Norfolk Botanical Garden workers are considering forming a union to push for better pay, a safer workplace and more input on garden policy.
“They love what they do,” said Bridget Fitzgerald, the union organizer working with Norfolk garden employees. “They sometimes get frustrated with the fact that they don’t feel as if they’re being heard.”
For instance, workers complain the current inclement weather policy can be unclear, leaving workers uncertain if a weather event will mean the garden will close.
“There really is no coordinated response to identify, and plan to identify and respond to, the effects of working in high heat,” Fitzgerald said.
“There’s posters here and there; sometimes they’re told, ‘hey, don’t forget to take extra breaks.’ But there’s nothing that feels like there’s any kind of coordinated effort.”
Workers see unionizing as a way to change that and establish clearer rules and procedures
About 70% of the garden’s 78 eligible workers signed union authorization cards, easily surpassing the 30% required by the National Labor Relations Board to trigger an election.
On July 23, the workers will vote on whether or not to unionize. If successful, they’ll be represented by the International Association of Machinists and Aerospace Workers.
Garden management said in a statement that the workers are the heart of the nearly-90-year-old nonprofit.
“We respect our employees’ right to organize or to refrain from organizing,” reads a statement emailed to WHRO by Chief Marketing Officer Kelly Welsh. “We remain dedicated to supporting our entire team, cultivating a workplace that reflects our shared vision and values.”
Norfolk would be the second botanical garden to unionize under IAM in Virginia. Henrico County’s Lewis Ginter Botanical Garden workers organized in 2024, which inspired the push in Norfolk.
The effort aligns with an uptick in union membership in Virginia in recent years. Membership has risen from 3.7% in 2022 to 5.2% in 2024. It’s the first time the commonwealth, historically inhospitable to unionization, has cracked 5% since 2015.
Fitzgerald, who organized the effort in Henrico, said workers at the two gardens have many of the same concerns.
Several employees feel as though their suggestions to improve workplace safety and the garden overall go nowhere. Management sets and changes policy without worker input, sometimes without explaining their impact to employees, according to Fitzgerald.
Fitzgerald said pay is also an issue. Many start at the garden making around $15 per hour and can, after a few years, make close to $22 per hour. But in a market like Norfolk, Fitzgerald said workers find themselves struggling to get by.
“More and more what we’re seeing in the labor movement is a lot of workers saying ‘it’s great that I can live my values through my profession; however, I can’t pay my rent,’” Fitzgerald said. “And unionizing is a way to level that playing field and negotiate fairer wages.”

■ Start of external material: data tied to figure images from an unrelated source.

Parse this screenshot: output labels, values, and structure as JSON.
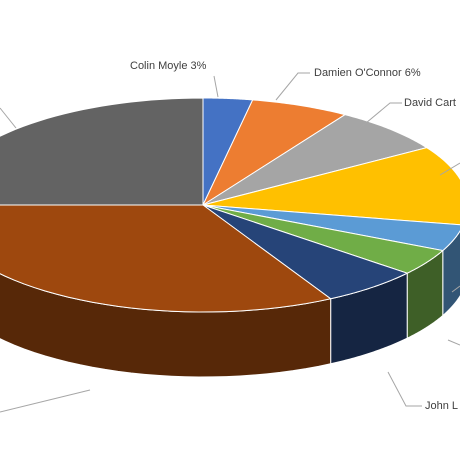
{
  "chart_data": {
    "type": "pie3d",
    "categories": [
      "Colin Moyle",
      "Damien O'Connor",
      "David Cart",
      null,
      null,
      null,
      "John L",
      null,
      null
    ],
    "values": [
      3,
      6,
      7,
      12,
      4,
      4,
      6,
      33,
      25
    ],
    "value_labels": [
      "3%",
      "6%",
      null,
      null,
      null,
      null,
      null,
      null,
      null
    ],
    "colors": [
      "#4472c4",
      "#ed7d31",
      "#a5a5a5",
      "#ffc000",
      "#5b9bd5",
      "#70ad47",
      "#264478",
      "#9e480e",
      "#636363"
    ]
  }
}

Nationally, union workers on average earn about 17% more per week on average than nonunion workers, according to the Bureau of Labor Statistics, though that number doesn’t factor in geography, age or industry.
Garden management contends they’ve increased wages over recent years to stay competitive in the market and have bumped benefits for full and part-time staff, including giving parental leave for full-timers.
But Fitzgerald said employees want to push for livable wages for the area, not just competitive pay for an industry that’s largely not unionized and made up of nonprofit organizations. A full time worker without kids would need to make between $24 and $25 per hour to live comfortably in Hampton Roads, according to a living wage calculator developed by MIT.
“Closing that gap a little bit is what the workers would like to see,” Fitzgerald said. “They’re not out to break the garden.”
Ahead of the election, Fitzgerald said garden management hired an outside consultant who she called a “high-priced union buster” to spread anti-union messaging.
Welsh said the garden sought their help due to National Labor Relations Act guidelines on what employers can say during union elections.
“Our intent is to support transparency and open dialogue so that all employees can make their own informed decisions about union representation and its impact on them,” she said.
A union win in the election isn’t the end of the process, either. Once certified by the federal labor board, the union will negotiate a collective bargaining agreement with management, a process that can sometimes take years. The provisions in the contract are legally binding, which Fitzgerald said will give workers some security about what’s agreed upon.